После этих слов Котович обратился к Глобе:
– Я приказываю призвать эту банду к порядку, в противном случае мною будут приняты другие меры.
– Во-первых, это не банда, а боевая дивизия, – спокойно ответил Глоба, – во-вторых, сначала призовите себя к порядку, господин полковник, и будьте повежливее в обращении с солдатами…
– Прошу меня не учить, я к вам приехал не учиться, а приказывать, ваша обязанность – подчиняться мне.
– Не вы к нам приехали, а мы в вам пришли за восемнадцать километров, – продолжал Глоба, – и пришли не для того, чтобы выслушивать ваши угрозы, а для разрешения важного вопроса.
– Никаких важных вопросов я с этой бандой разрешать не намерен! Приказываю сию же минуту направиться в Фельтеп и расположиться в приготовленных палатках. Кто не подчинится моему приказу, пусть пеняет на себя. Предупреждаю, что лес в руках верных мне войск, им приказано открыть огонь в случае вашего обратного ухода в ля-Куртин.
Оглушительный свист и смех были ответом наших солдат на слова разъяренного полковника. Раздались возгласы:
– Дураков нет, они ушли в Фельтен!
– Айда домой! Пусть он в Куртин придет, там и поговорим!
– Домой! В Куртин! Пошли, ребята! Становись!
Несмотря на свой авторитет, Глоба не сумел удержать ля-куртинцев. Роты, быстро выровнявшись, с гиканьем и свистом двинулись мимо Котовича.
Взбешенный полковник дико смотрел на солдат. Лицо его побагровело еще больше, руки рвали поводья, раздирая удилами рот лошади. Он что-то тихо сказал своему конному вестовому, и тот вскачь понесся к Фельтену. Вскоре там затрещал пулемет: это был условный сигнал для приготовления к бою.
Полковник не знал, что высланные им пулеметчики сняты нами и находятся под надежной охраной. Наши солдаты громко смеялись над ним, и чуть не каждый считал необходимым, поравнявшись с Котовичем, или свистнуть что есть духу, или загоготать, или скорчить рожу…
Дойдя до леса, мы остановились под деревьями. Глоба распорядился выдать хлеб и консервы.
Закусывая, солдаты вели оживленный разговор.
– Вот и объединились! – пошутил рядовой Марченко, вызывая общий смех.

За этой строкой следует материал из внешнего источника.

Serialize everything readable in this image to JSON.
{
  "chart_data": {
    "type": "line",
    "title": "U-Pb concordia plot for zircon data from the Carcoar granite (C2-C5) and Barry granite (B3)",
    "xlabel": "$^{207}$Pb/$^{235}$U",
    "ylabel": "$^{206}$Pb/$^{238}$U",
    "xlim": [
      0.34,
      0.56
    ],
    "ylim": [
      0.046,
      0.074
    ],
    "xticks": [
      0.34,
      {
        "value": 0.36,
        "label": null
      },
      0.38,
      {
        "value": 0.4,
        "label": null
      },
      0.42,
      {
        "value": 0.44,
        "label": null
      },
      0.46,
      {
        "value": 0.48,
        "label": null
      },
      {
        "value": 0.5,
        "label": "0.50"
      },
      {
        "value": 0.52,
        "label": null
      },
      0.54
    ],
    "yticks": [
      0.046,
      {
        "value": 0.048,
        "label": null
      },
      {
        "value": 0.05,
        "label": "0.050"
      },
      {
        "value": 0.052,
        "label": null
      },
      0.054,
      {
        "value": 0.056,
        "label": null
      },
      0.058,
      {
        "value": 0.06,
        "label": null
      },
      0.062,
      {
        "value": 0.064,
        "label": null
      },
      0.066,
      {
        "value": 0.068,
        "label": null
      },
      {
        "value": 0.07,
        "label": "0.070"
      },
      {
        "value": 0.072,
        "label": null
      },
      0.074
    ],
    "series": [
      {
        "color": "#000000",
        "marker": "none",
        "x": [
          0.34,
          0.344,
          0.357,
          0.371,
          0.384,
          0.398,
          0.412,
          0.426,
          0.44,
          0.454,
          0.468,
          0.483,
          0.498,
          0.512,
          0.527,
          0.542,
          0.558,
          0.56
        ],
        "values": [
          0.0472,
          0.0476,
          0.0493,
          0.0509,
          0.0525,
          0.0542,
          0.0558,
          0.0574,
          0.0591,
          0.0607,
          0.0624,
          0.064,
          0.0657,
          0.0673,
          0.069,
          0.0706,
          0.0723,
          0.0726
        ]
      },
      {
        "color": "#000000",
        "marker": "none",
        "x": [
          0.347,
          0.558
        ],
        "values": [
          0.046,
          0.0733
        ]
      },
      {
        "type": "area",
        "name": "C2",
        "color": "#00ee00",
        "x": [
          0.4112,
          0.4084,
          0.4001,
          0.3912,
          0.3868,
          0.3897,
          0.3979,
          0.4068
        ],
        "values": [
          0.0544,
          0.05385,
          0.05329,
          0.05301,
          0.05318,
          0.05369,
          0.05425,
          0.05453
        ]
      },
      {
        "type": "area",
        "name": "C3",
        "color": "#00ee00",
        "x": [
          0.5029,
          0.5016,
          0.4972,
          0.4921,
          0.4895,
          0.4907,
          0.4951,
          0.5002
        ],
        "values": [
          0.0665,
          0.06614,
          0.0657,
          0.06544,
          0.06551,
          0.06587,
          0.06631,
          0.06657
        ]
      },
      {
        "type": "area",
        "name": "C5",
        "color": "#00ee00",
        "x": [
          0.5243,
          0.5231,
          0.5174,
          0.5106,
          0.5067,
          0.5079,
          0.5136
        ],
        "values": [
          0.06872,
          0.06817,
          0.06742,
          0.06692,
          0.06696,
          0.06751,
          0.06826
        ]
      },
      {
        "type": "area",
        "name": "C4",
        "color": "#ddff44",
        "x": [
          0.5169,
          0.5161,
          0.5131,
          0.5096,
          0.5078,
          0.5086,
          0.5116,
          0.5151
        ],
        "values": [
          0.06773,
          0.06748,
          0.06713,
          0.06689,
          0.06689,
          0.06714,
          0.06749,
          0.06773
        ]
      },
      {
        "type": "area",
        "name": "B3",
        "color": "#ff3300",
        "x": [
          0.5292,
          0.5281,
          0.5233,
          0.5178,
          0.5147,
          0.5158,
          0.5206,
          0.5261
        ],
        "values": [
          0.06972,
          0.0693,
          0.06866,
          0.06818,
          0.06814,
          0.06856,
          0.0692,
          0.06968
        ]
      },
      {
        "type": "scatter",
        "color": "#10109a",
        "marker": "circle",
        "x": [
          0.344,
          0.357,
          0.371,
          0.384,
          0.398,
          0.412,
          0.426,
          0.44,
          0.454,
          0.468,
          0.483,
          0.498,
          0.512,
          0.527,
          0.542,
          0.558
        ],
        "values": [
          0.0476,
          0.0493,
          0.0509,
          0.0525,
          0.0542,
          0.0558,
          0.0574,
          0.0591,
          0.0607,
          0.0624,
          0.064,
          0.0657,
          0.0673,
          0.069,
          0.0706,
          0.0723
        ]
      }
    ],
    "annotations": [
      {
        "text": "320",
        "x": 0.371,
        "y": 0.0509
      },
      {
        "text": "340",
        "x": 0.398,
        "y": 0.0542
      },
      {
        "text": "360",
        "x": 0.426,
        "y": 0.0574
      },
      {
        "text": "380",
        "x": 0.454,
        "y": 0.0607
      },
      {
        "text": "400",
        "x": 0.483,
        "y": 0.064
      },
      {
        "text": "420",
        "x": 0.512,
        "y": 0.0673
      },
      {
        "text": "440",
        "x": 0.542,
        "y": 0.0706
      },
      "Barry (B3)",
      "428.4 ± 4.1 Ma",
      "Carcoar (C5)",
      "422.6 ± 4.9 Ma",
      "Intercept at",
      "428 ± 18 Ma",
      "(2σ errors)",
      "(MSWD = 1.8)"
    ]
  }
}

– Да разве с таким чортом сговоришься! – сказал пулеметчик Гаврилов. – У него и глаза-то не человечьи, а бугая…
– Откуда такой фрукт взялся? – спросил кто-то.
Действительно, ля-куртинцы почти не знали Котовича,-появился он в дивизии недавно.
– У него все замашки старые остались, – заметил снайпер Рязанов. – Вот окружить бы его, стащить с седла да хорошенько попестовать…
– А пестуном бы назначить Антона Билюка! – крикнул Гацрилов.
Все так и покатились со смеху, повернувшись лицом к здоровенному солдату Билюку, который стоя уплетал вторую банку консервов.
Каждый старался отпустить по адресу Котовича крепкую шутку.
Обед на привале закончился. Глоба отдал распоряжение итти к ля-Куртину.
Сторожевое охранение было заменено, и отряд двинулся.
Не доходя километра полтора до лагеря, мы остановились на последний привал. Глоба дал отряду хорошо отдохнуть и затем, выстроив роты, повел их в ля-Куртин. Оставшиеся в лагере солдаты вышли нам навстречу и приветствовали криками «ура».
Вечером в ротах и командах был получен приказ за подписью Глобы, которым он отменял на завтра обычные занятия, разрешая солдатам отдых на весь день.